The taproot of Northern Arizona University’s women’s golf team runs straight to the East Valley.
Five of the seven golfers competing for the Lumberjacks this season come from high school programs in this area, including Chandler Hamilton’s Alexa Kim, Mesa Dobson’s Lauren Halstead, Phoenix Mountain Pointe’s Ali Carter, Phoenix Pinnacle’s Bethany Leclair and Cave Creek Cactus Shadows’ Meghan Bremer.
Check out the rosters of the local community colleges and NAIA program Grand Canyon and there are even more local players who have taken their golf games to college.
With the increased availability of scholarships thanks to Title IX gender-equity laws, golf may have replaced diamonds as a girl’s best friend.
“Of all the women’s sports there are in college, I think golf is the easiest to get some help,’’ Scottsdale Desert Mountain coach Jack Wesolowski said. “There are not as many girls playing golf out there. If they are willing to go somewhere maybe they didn’t think about, they can get a scholarship.”
Girls aren’t going crazy over golf at every high school, and golf in general is a sport on the participation decline.
According to the National Golf Foundation, the number of people playing golf has not risen in any year since 2000 and has fallen from 30 million at the start of the decade to 26 million now.
But at some local schools, girls are realizing golf can help determine their future.
At Gilbert High School, coach Richard Swanson said more than 15 girls came out for the team this season, a significant increase from past years.
Several other schools also reported participation numbers in the double digits.
At Gilbert Highland, coach Stephen Franklin said two of his younger players, sophomore Shelby Phillips and freshman Alexa Schendelman, are already working toward a college scholarship.
“They’ve pretty much geared everything toward playing collegiately,’’ Franklin said. “Both of them have even expressed interest in playing after college.”
A freshman, Phillips was one of the better players in Arizona, finishing sixth at the 5A-I state championships last season. This is Schendelman’s first experience with high school golf but definitely not her first go-round with competitive golf.
“She’s played a lot of junior golf,” Franklin said.
It is easy to determine which high school program produces the most college players. Phoenix Xavier, which has won the last 10 5A-I state championships, sends almost every player to college.
The reigning college player of the year is Xavier graduate and now Duke Blue Devil Amanda Blumenherst.
Last year’s state champion, Cheyenne Woods, is at Wake Forest. Katie Allare, who was recently named was the National High School Golf Coaches Association Girls Golfer of the Year, is at Notre Dame, and another Gator, Margarita Ramos, is at the University of Arizona.

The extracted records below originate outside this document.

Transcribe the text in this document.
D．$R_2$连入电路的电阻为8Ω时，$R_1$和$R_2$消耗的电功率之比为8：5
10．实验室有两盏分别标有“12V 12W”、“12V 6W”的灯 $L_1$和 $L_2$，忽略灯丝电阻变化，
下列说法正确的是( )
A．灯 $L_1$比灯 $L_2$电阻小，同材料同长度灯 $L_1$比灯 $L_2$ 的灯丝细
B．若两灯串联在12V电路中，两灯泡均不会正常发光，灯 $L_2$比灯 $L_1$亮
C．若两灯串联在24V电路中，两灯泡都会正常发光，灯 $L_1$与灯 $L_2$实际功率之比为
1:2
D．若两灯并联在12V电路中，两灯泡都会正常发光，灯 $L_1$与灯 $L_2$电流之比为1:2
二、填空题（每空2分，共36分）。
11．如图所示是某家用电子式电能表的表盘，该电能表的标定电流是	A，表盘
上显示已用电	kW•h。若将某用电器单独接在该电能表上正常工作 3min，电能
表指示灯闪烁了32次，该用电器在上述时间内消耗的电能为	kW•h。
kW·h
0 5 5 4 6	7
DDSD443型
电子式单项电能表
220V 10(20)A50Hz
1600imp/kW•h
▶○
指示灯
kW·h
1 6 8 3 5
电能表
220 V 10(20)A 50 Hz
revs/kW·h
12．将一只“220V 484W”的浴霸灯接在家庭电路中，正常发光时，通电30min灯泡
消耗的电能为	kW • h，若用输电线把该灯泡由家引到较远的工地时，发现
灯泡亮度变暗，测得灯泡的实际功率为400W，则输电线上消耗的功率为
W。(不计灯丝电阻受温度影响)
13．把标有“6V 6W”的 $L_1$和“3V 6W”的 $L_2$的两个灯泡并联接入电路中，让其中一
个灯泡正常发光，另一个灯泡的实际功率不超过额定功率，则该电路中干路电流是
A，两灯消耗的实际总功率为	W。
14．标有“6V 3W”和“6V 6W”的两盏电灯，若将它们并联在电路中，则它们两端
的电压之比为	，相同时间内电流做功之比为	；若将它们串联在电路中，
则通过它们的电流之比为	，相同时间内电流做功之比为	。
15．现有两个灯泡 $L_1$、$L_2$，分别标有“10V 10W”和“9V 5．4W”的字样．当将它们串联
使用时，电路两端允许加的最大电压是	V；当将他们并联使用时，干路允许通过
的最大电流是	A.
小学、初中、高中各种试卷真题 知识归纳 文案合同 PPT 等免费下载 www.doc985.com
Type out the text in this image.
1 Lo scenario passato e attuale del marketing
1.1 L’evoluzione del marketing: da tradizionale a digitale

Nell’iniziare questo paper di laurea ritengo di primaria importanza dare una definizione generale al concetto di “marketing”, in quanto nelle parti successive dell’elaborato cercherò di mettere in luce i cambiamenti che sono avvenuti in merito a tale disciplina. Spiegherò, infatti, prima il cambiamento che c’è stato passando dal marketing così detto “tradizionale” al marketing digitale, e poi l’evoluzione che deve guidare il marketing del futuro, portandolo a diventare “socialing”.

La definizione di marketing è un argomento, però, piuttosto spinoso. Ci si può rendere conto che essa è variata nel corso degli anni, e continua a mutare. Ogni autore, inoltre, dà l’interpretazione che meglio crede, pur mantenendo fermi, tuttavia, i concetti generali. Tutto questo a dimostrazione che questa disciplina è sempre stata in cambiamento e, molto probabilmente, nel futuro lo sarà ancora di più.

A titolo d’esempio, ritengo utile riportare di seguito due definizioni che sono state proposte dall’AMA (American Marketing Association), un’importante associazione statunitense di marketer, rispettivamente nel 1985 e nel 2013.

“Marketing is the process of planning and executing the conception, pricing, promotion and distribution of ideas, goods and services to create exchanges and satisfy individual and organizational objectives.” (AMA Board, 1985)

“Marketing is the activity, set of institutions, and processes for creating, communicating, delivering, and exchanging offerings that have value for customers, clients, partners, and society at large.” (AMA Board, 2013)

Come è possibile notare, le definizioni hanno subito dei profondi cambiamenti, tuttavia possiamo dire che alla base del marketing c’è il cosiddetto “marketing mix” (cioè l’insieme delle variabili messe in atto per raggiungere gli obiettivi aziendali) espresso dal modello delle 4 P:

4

Phoenix Desert Vista golfers also have a knack for moving on and moving all over the place. Former Thunder player Melissa Smith is at Chandler-Gilbert Community College. Brianne Espinoza is at Colorado State and Brittany Stewart is competing for Oregon State.
Next year, Thunder senior Stephanie Kim will be playing somewhere.
In two years it may be Cady Espinoza’s turn. The younger sister of Brianne is a freshman and already one of the top players on the team.
Desert Vista coach Pierson Hamilton said Cady has simply been paying attention to the opportunity before her.
“She has seen what her sister is experiencing,’’ Hamilton said. “In her case, I think she would like to follow that.”